Tuesday, July 16, 2024

Dabble Entendres

"I wanna blow you... away"
Avril Lavigne being less clever than the examples on this page in Things I'll Never Say
 
This just in: the Tolkien estate would like you to rigorous some mortis.
 
Actually I don't know where Standing Stone got that cavern's name, since neither word shows up in dwarvish translations that I can find, much less orcish ones, with the closest being the quenya for spikes or teeth. Like the films' crew, they were forced to reconstruct past what Tolkien himself provided into order to make a few phrases flow better in dialogue or the many added toponyms, and it may be pure gibberish as far as I know.
 
Which saps very little of its humor.
 
Much like a science fiction game inviting you to dock with Anakin's Crack.
 

 It's in the vicinity of Buttock.


And just opposite Cock-Lite.


It's damn near impossible to avoid double entendres, given how our glorious monkey brains bend toward the topic of naughty bits. It is perfectly mundane and factual that medieval men loved the feel of hoes on the crotch. They were very open-minded about it too: brown hoes, yellow hoes, decorated hoes, fashionable hoes, even loose hoes in a pinch... or lack thereof. But when you get to "tight black hose" come on, now you're doing it on purpose.

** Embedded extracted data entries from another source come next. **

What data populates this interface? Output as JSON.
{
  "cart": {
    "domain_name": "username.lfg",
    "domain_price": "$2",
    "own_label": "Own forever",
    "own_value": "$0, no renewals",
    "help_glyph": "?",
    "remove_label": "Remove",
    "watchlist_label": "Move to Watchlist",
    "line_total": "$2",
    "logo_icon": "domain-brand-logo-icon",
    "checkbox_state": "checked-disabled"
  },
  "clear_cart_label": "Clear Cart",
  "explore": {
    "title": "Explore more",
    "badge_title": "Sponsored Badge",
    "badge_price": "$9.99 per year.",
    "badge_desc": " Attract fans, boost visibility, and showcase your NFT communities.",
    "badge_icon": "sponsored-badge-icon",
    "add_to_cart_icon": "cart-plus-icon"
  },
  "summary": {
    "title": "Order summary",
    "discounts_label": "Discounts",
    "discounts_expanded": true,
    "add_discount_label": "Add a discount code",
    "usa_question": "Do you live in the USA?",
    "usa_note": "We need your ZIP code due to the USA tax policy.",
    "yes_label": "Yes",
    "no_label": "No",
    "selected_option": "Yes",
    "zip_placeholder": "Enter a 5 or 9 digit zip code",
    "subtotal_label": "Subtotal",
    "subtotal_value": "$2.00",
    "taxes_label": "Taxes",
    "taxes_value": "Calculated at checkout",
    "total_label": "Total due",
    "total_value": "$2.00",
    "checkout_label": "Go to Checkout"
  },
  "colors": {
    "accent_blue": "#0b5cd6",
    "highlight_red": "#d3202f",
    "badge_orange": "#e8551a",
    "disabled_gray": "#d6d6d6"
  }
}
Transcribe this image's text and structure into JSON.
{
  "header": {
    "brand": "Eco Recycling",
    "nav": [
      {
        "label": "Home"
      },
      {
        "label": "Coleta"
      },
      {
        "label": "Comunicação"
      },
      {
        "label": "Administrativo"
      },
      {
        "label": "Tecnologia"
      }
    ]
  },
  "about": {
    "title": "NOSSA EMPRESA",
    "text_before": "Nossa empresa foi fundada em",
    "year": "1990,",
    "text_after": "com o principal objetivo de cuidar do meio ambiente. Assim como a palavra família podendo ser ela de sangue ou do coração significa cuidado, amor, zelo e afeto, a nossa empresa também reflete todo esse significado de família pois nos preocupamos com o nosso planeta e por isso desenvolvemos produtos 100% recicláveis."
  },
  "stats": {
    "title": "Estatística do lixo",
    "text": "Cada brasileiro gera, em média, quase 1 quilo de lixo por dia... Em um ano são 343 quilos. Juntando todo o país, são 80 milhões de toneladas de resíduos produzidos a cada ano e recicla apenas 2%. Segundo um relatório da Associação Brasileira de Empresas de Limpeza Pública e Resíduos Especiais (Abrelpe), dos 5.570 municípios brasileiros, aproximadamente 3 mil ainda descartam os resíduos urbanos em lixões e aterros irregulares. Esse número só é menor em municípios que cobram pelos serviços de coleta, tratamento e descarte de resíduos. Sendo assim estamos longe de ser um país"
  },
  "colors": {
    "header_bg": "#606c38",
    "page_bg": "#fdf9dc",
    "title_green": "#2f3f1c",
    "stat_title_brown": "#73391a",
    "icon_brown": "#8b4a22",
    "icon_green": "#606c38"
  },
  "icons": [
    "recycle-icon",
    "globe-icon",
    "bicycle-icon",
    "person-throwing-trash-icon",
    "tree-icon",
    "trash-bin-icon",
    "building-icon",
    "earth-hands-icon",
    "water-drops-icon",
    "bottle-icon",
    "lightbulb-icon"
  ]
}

Hell, more often you don't even need words. I toyed with the notion of starting a campaign of Manor Lords, but couldn't stop giggling on seeing my family crest could be a frustrated purple cock in a shower of spermatozoa.


But it does seem that algorithmic content generation has concatenated many phrases which nobody would ever have considered before. Sometimes they can be innocent name pairings the likes of Jay Leno's Headlines segment.

well, he does love himself
While other times the algorithm gets weirdly and awkwardly expressive.
Oooh baby, I only boing for you
And let's admit that no matter how many "dirty" words you ban from your generator, you can never avoid the suggestive implications of endless word combinations which make up language as a whole.
 
Come on, you can't feed me a line like "danceoiled" or "narrow roughness"* and not expect me to complete the motion!
 
But if I've ever seen a game stumble head-first into this problem, it was Warframe, whose developers have a sense of humor about this sort of thing and so might've "accidentally" been a bit lax about pruning certain phonemes. A few years ago its "Kuva Lich" enemy generator launched complete with name generation, and given the names had to be short and guttural sounding, creations like Zoo Gangg, Bigg Horr, Ogg Fuhkk and Yirr Mahorr rapidly mounted. My own list, aside from more casual weirdness like two liches named Aff Egg and Obb Egg, also includes an Ugly Jaw and the family jewel of my collection:



Best part? It's a shotgun. It has a ball behind its thick stubby barrel. And the game now includes an enemy type called the "sisters" so I can officially declare I am spraying your sisters with my cohkk a nudi kohm!
 
As Yakko Warner might say: mwwwah! good night, everybody!
 
Do I have a point with all this? Well I sure as hell didn't start with one. I've just been sitting on these screenshots for years now. But if pressed to fabricate a moral to this story, it would concern those glorified chatbots everyone's calling generative AI. Please don't straightjacket them in fear they might say something suggestive. Let the darlings spew freely. First of all, you simply cannot prevent it. Second, it's freakin' hilarious.

__________________________________________

*Yes, Aaron Williams, Cac'toss Up'd'azz lives on!

P.S.:
If anyone doesn't recognize the games referenced, from top to bottom they're The Lord of the Rings Online, Stellaris, Kingdom Come: Deliverance, Manor Lords, Rimworld, Dwarf Fortress and Warframe. Titles like the world of rimming and the kingdom of coming are just glazing on the cake.